O SANTO EREMITA

 

Há quase cinquenta anos que ele assombrava, com as suas austeridades, o deserto inóspito da Tebaida.
Em sua vida penitente, chegara a tal grau de santidade, que os pássaros lhe pousavam, confiadamente, nos ombros adustos, e as feras lhe lambiam, reverentes, os pés encarquilhados.
Naquela solidão alpestre de monte e penedia, transcorrera-lhe a maior parte da vida.
Era bem moço, quando, abandonando o convívio social a convite do Mestre Divino, ali se refugiara.
Ninguém havia pensado, até então, em habitar aquele solo ingrato, sobre que a maldição de Deus parecia pesar, tremenda.
Fora-lhe o primeiro.
Ali se lhe inteiriçara o corpo ossudo e magro; ali se lhe enovelara a barba mosaica; ali perdera a plástica do homem civilizado, transformando-se no homem primitivo, guedelhudo, horroroso, tão selvagem no aspecto, que se imporia, com facilidade, ao respeito das feras, se estas o não reverenciassem pela sua santidade.

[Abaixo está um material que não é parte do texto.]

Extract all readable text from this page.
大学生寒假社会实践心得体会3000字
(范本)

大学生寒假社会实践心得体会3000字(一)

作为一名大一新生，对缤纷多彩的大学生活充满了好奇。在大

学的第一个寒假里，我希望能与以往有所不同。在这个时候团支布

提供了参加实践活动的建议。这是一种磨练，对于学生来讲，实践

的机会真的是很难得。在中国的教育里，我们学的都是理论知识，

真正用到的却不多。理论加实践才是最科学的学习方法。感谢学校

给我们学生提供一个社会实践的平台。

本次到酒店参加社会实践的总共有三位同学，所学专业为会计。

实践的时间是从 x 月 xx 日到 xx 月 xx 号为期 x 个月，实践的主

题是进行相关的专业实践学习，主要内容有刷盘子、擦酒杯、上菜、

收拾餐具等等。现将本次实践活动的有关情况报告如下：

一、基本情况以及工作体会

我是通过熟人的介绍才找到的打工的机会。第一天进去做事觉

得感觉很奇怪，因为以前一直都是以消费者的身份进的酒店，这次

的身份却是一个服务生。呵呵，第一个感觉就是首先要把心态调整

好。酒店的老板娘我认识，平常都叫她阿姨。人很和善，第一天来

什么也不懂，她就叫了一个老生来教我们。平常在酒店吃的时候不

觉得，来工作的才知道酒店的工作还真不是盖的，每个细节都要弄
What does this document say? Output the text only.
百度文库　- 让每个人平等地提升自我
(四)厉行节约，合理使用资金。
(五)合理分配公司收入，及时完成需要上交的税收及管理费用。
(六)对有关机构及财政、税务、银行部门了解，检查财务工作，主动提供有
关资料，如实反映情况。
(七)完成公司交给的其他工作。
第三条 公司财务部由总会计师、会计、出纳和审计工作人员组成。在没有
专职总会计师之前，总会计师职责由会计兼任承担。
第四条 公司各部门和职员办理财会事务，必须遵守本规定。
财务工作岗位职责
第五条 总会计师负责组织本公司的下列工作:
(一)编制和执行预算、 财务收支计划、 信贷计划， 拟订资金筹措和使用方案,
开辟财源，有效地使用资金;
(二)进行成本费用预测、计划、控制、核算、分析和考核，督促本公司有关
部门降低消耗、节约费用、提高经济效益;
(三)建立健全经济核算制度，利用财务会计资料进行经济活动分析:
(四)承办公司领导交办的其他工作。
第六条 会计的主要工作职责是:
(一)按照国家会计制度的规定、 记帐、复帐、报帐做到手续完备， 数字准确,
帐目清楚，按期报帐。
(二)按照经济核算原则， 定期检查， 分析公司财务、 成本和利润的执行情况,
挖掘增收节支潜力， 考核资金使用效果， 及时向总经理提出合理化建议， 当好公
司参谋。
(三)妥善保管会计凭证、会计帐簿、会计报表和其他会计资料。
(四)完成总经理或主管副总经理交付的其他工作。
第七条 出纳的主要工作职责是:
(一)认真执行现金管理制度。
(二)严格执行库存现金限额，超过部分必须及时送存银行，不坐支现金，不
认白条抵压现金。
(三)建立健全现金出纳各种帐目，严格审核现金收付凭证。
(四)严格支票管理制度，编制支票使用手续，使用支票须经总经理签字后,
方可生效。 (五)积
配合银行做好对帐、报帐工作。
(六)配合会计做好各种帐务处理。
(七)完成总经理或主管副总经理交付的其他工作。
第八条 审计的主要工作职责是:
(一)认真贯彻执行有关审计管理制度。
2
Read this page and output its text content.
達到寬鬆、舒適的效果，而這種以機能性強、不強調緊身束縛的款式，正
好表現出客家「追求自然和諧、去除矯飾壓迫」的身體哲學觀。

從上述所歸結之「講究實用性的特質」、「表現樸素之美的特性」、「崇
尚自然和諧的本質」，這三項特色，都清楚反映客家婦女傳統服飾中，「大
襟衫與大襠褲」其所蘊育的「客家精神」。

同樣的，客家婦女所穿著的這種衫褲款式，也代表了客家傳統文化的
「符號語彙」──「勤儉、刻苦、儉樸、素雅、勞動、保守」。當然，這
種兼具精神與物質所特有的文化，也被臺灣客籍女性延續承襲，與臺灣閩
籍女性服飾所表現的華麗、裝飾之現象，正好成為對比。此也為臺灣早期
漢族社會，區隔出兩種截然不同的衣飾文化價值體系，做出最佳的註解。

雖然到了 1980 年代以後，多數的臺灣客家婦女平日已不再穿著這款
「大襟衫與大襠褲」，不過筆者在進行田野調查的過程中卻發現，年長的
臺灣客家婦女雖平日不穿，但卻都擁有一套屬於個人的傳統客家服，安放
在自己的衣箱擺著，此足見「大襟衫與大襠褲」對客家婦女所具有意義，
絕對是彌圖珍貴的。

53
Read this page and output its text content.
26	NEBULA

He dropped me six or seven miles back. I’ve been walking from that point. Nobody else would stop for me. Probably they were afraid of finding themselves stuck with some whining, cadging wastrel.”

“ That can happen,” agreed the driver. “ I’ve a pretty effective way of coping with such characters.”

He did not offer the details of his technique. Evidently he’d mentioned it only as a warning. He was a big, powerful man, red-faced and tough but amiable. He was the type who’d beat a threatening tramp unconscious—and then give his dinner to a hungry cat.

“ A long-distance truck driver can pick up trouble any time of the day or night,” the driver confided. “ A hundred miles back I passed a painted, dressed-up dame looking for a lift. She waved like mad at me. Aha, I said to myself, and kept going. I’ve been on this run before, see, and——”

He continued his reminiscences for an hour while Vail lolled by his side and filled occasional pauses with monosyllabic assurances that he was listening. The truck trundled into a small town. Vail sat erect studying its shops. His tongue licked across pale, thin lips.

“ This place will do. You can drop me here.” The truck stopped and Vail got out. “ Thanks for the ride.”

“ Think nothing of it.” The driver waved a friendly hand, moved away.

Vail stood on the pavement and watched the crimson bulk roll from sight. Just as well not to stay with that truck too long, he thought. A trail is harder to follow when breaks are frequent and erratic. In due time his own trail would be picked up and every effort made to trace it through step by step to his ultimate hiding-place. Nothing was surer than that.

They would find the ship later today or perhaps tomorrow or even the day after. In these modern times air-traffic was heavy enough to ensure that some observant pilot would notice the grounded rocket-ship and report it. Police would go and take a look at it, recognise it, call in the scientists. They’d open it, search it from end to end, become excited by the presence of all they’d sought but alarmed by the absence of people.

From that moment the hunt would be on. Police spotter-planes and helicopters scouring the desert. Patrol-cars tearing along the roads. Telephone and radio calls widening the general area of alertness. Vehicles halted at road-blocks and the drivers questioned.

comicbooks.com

São João Batista, no deserto, devia ser como ele.
A transformação do homem, no seio do cosmos, obedece a leis imutáveis do meio. Em face da natureza bruta, o homem acaba infalivelmente por identificar-se com ela.
Os músculos se lhe arredondam sob a pele tanada, espoucando em bossas como as raízes, do solo; a cabeleira alonga-se-lhe, emaranhando-se como frondes intonsas de árvores copadas; as pernas engrossam-se, espicham-se, encouraçadas de carepas; os braços esgalham-se como ramos verçudos; as mãos abrutalham-se, perdendo a delicadeza fresca dos contornos; os pés espraiam-se, largos e caracachentos, sobre as alparcas de couro cru.
Mas se o corpo do eremita se transformara, ao contato selvático daquela natureza bárbara, sua alma se conservara sempre a mesma, moça e delicada, de uma mocidade que infundia saúde, de uma delicadeza que encantava.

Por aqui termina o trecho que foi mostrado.